Neil Young‘s “Cripple Creek Ferry” popped up on my iPod the other day. What a great, little snapshot of a song. What’s that film-making device called, when the camera pulls back and you just know the ending credits are about to roll? I love songs that serve that role, be it at the end of either side of an album (see The Undertones‘ “Casbah Rock” as another fine example of what might be a future Glossary entry).

Anyhow, as I listened to “Cripple Creek Ferry” for the first time in probably 6 months I was reminded of yet another unfulfilled rock ‘n roll dream: to record a song with what I’ll call a Ragged Canadian Chorus. Two of my main musical colleagues over the years, andyr and E. Pluribus Gergely, cringe at this approach to backing vocals. Beside the fact that they’ve shot me down whenever I’ve suggested this approach and that we don’t have the chops to pull off such deceptively casual backing vocals, we’re not Canadian.

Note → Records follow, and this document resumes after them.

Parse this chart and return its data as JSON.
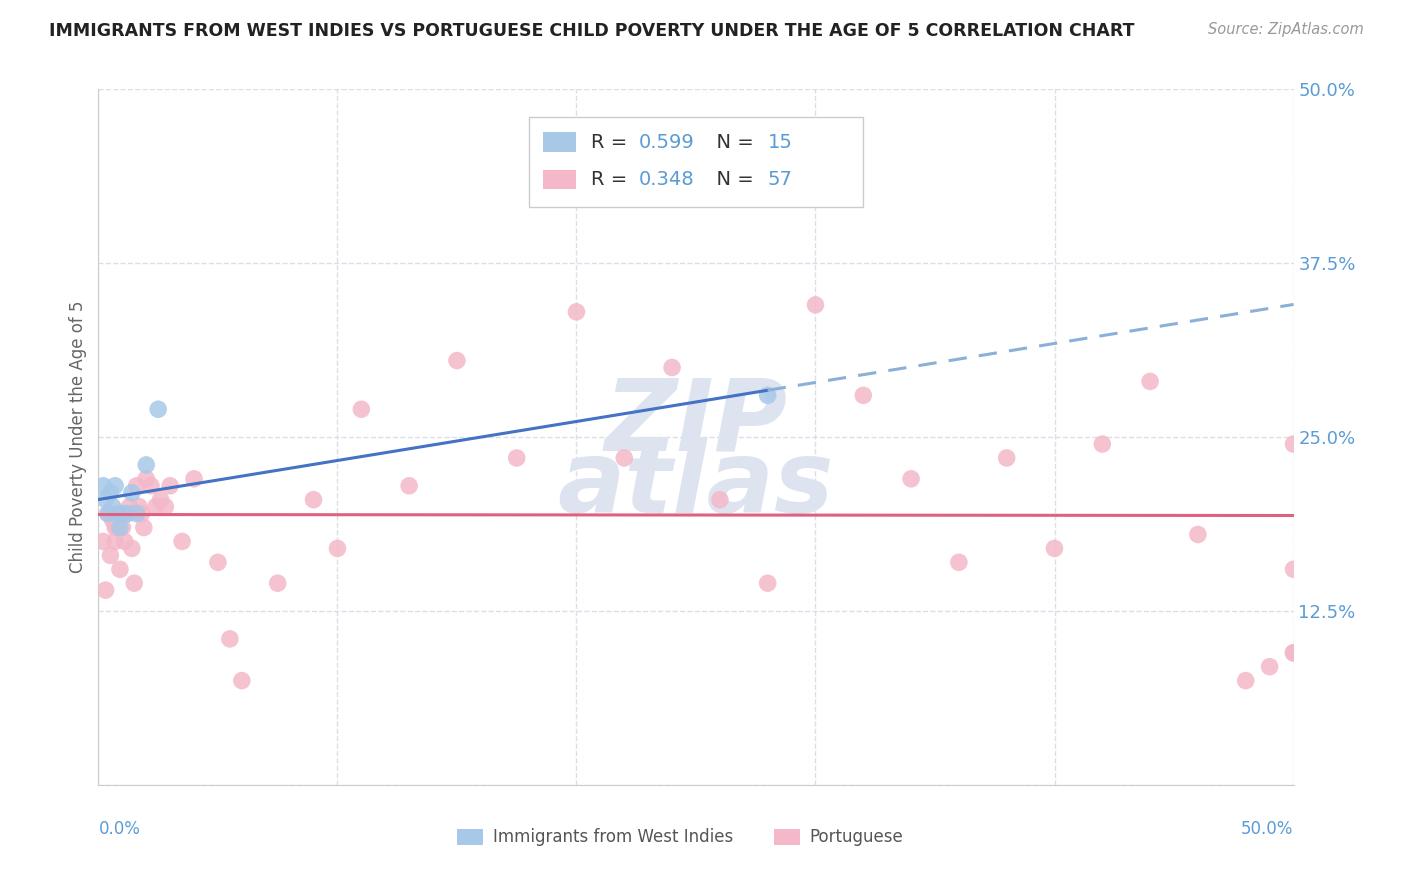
{
  "title": "IMMIGRANTS FROM WEST INDIES VS PORTUGUESE CHILD POVERTY UNDER THE AGE OF 5 CORRELATION CHART",
  "source": "Source: ZipAtlas.com",
  "ylabel": "Child Poverty Under the Age of 5",
  "r1": 0.599,
  "n1": 15,
  "r2": 0.348,
  "n2": 57,
  "xlim": [
    0.0,
    0.5
  ],
  "ylim": [
    0.0,
    0.5
  ],
  "yticks": [
    0.0,
    0.125,
    0.25,
    0.375,
    0.5
  ],
  "ytick_labels": [
    "",
    "12.5%",
    "25.0%",
    "37.5%",
    "50.0%"
  ],
  "xtick_positions": [
    0.0,
    0.1,
    0.2,
    0.3,
    0.4,
    0.5
  ],
  "blue_scatter_color": "#a8c8e8",
  "pink_scatter_color": "#f4b8c8",
  "blue_line_color": "#4472c4",
  "pink_line_color": "#e06080",
  "blue_dash_color": "#8ab0d8",
  "title_color": "#222222",
  "source_color": "#999999",
  "axis_label_color": "#5b9bd5",
  "grid_color": "#d8dce8",
  "background_color": "#ffffff",
  "legend_box_color": "#f0f0f8",
  "watermark_color": "#dde4f0",
  "west_indies_x": [
    0.002,
    0.003,
    0.004,
    0.005,
    0.006,
    0.007,
    0.008,
    0.009,
    0.01,
    0.012,
    0.014,
    0.016,
    0.02,
    0.025,
    0.28
  ],
  "west_indies_y": [
    0.215,
    0.205,
    0.195,
    0.21,
    0.2,
    0.215,
    0.195,
    0.185,
    0.195,
    0.195,
    0.21,
    0.195,
    0.23,
    0.27,
    0.28
  ],
  "portuguese_x": [
    0.002,
    0.003,
    0.004,
    0.005,
    0.006,
    0.007,
    0.007,
    0.008,
    0.009,
    0.01,
    0.011,
    0.012,
    0.013,
    0.014,
    0.015,
    0.016,
    0.017,
    0.018,
    0.019,
    0.02,
    0.022,
    0.024,
    0.026,
    0.028,
    0.03,
    0.035,
    0.04,
    0.05,
    0.055,
    0.06,
    0.075,
    0.09,
    0.1,
    0.11,
    0.13,
    0.15,
    0.175,
    0.2,
    0.22,
    0.24,
    0.26,
    0.28,
    0.3,
    0.32,
    0.34,
    0.36,
    0.38,
    0.4,
    0.42,
    0.44,
    0.46,
    0.48,
    0.49,
    0.5,
    0.5,
    0.5,
    0.5
  ],
  "portuguese_y": [
    0.175,
    0.14,
    0.195,
    0.165,
    0.19,
    0.175,
    0.185,
    0.185,
    0.155,
    0.185,
    0.175,
    0.195,
    0.2,
    0.17,
    0.145,
    0.215,
    0.2,
    0.195,
    0.185,
    0.22,
    0.215,
    0.2,
    0.205,
    0.2,
    0.215,
    0.175,
    0.22,
    0.16,
    0.105,
    0.075,
    0.145,
    0.205,
    0.17,
    0.27,
    0.215,
    0.305,
    0.235,
    0.34,
    0.235,
    0.3,
    0.205,
    0.145,
    0.345,
    0.28,
    0.22,
    0.16,
    0.235,
    0.17,
    0.245,
    0.29,
    0.18,
    0.075,
    0.085,
    0.245,
    0.095,
    0.155,
    0.095
  ]
}
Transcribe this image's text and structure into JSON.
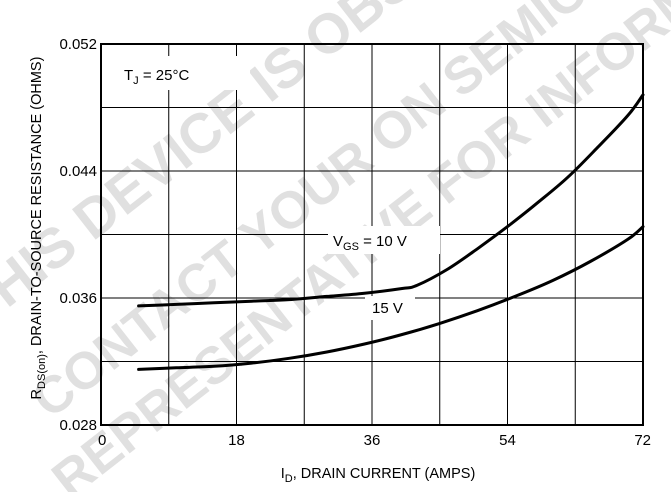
{
  "chart_data": {
    "type": "line",
    "x_ticks": [
      0,
      18,
      36,
      54,
      72
    ],
    "y_ticks": [
      "0.028",
      "0.036",
      "0.044",
      "0.052"
    ],
    "xlim": [
      0,
      72
    ],
    "ylim": [
      0.028,
      0.052
    ],
    "grid": true,
    "xlabel": {
      "main": "I",
      "sub": "D",
      "rest": ", DRAIN CURRENT (AMPS)"
    },
    "ylabel": {
      "main": "R",
      "sub": "DS(on)",
      "rest": ", DRAIN-TO-SOURCE RESISTANCE (OHMS)"
    },
    "annotations": {
      "tj": {
        "main": "T",
        "sub": "J",
        "rest": " =  25°C"
      },
      "vgs10": {
        "main": "V",
        "sub": "GS",
        "rest": " = 10 V"
      },
      "vgs15": "15 V"
    },
    "series": [
      {
        "name": "VGS = 10 V",
        "x": [
          5,
          10,
          15,
          20,
          25,
          30,
          35,
          40,
          42,
          46,
          50,
          54,
          58,
          62,
          66,
          70,
          72
        ],
        "y": [
          0.0355,
          0.0356,
          0.0357,
          0.0358,
          0.0359,
          0.0361,
          0.0363,
          0.0366,
          0.0368,
          0.0378,
          0.0391,
          0.0405,
          0.042,
          0.0436,
          0.0455,
          0.0475,
          0.0488
        ]
      },
      {
        "name": "VGS = 15 V",
        "x": [
          5,
          10,
          15,
          20,
          25,
          30,
          35,
          40,
          45,
          50,
          55,
          60,
          65,
          70,
          72
        ],
        "y": [
          0.0315,
          0.0316,
          0.0317,
          0.0319,
          0.0322,
          0.0326,
          0.0331,
          0.0337,
          0.0344,
          0.0352,
          0.0361,
          0.0371,
          0.0383,
          0.0397,
          0.0405
        ]
      }
    ],
    "watermark": [
      "THIS DEVICE IS OBSOLETE",
      "CONTACT YOUR ON SEMICONDUCTOR",
      "REPRESENTATIVE FOR INFORMATION"
    ]
  }
}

In my mind I initially termed the loose, dragging, community-style chorus of “Cripple Creek Ferry” the Ragged Hippie Chorus, but then it occurred to me that the next two examples I had of this style were by Canadian artists: Joni Mitchell‘s “Circle Game” and almost any song on my second-favorite album of all time, The Band’s s/t sophomore triumph. It must be a Canadian thing, because when American bands try this it either sounds like shit (eg, The Jefferson Airplane and The Grateful Dead) or is a little too smooth (anything involving JD Souther with a hand cupped over his ear). When English bands try this they sound like a bunch of paunchy guys at their local pub’s Celtic night (eg, Fairport Convention). Not that there’s anything wrong with that.

The Canadians do it just right. I love how it sounds like a group of friends is hanging around in a booze-and-smoke–filled cabin, when the lead singer decides to play everyone his or her new song and then the friends casually feel motivated to sit up and join in on the chorus. I imagine lots of curly hair and denim, tightly fitting plaid shirts with 3 buttons undone, a thumb hitched in one singer’s front jeans pocket and another singer’s four fingers shoved down a tight back pocket. Fresh sensations of recent bed-hopping within the circle of friends hang in the air along with the pot smoke. The ritual cult-like effect of the Ragged Canadian Chorus is both soothing and slightly unnerving.